One cannot trust God and his promises unless one already knows (with good evidence) God and his promises exist–and simply knowing does not equate to trusting. Compare this to having faith in the faithfulness of one’s spouse. Whether or not they exist or have made promises of faithfulness is not a matter of faith. Trusting them and their promises is where faith comes in.

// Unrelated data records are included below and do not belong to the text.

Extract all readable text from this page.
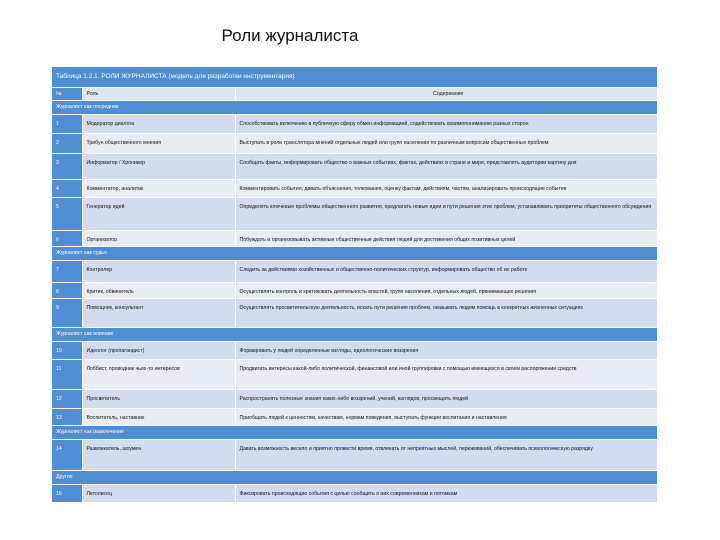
Роли журналиста
Таблица 1.2.1. РОЛИ ЖУРНАЛИСТА (модель для разработки инструментария)		
№	Роль	Содержание
Журналист как посредник		
1	Модератор диалога	Способствовать включению в публичную сферу обмен информацией, содействовать взаимопониманию разных сторон
2	Трибун общественного мнения	Выступать в роли транслятора мнений отдельных людей или групп населения по различным вопросам общественных проблем
3	Информатор / Хроникер	Сообщать факты, информировать общество о важных событиях, фактах, действиях в стране и мире, представлять аудитории картину дня
4	Комментатор, аналитик	Комментировать события, давать объяснения, толкования, оценку фактам, действиям, частям, анализировать происходящие события
5	Генератор идей	Определять ключевые проблемы общественного развития, предлагать новые идеи и пути решения этих проблем, устанавливать приоритеты общественного обсуждения
6	Организатор	Побуждать и организовывать активные общественные действия людей для достижения общих позитивных целей
Журналист как судья		
7	Контролер	Следить за действиями хозяйственных и общественно-политических структур, информировать общество об их работе
8	Критик, обвинитель	Осуществлять контроль и критиковать деятельность властей, групп населения, отдельных людей, принимающих решения
9	Помощник, консультант	Осуществлять просветительскую деятельность, искать пути решения проблем, оказывать людям помощь в конкретных жизненных ситуациях
Журналист как влияние		
10	Идеолог (пропагандист)	Формировать у людей определенные взгляды, идеологические воззрения
11	Лоббист, проводник чьих-то интересов	Продвигать интересы какой-либо политической, финансовой или иной группировки с помощью имеющихся в своем распоряжении средств
12	Просветитель	Распространять полезные знания каких-либо воззрений, учений, взглядов, просвещать людей
13	Воспитатель, наставник	Приобщать людей к ценностям, качествам, нормам поведения, выступать функции воспитания и наставления
Журналист как развлечение		
14	Развлекатель, шоумен	Давать возможность весело и приятно провести время, отвлекать от неприятных мыслей, переживаний, обеспечивать психологическую разрядку
Другие		
15	Летописец	Фиксировать происходящие события с целью сообщить о них современникам и потомкам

Some doubt, like Thomas did, even though he was daily in the presence of the miraculous before Jesus was crucified. Some all-out reject Jesus and everything (they think) he is about, as did most of the Pharisees in Jesus’ day, who would rather claim his signs were demonic than change their worldview. So even in the presence of overwhelming evidence, faith can be lacking. Genuine, biblical faith is more than just knowing, it is more than mere intellectual assent. It is trust, and is never blind.
Joshua Gibbs says
Heavy exposure to presuppositional apologetics recently, combined with hypocrisy in my local church and the american church in general, is causing me to seriously doubt the existence of God, as well as the existence of transcendent logic and morality. I want to believe but presuppositional apologetics make me think that there is no such thing as truth for these things to correspond to. I am very seriously considering becoming an atheist, even though I fully understand how illogical and socially destructive atheism is, just because I feel like I have no other choice. Someone please help me!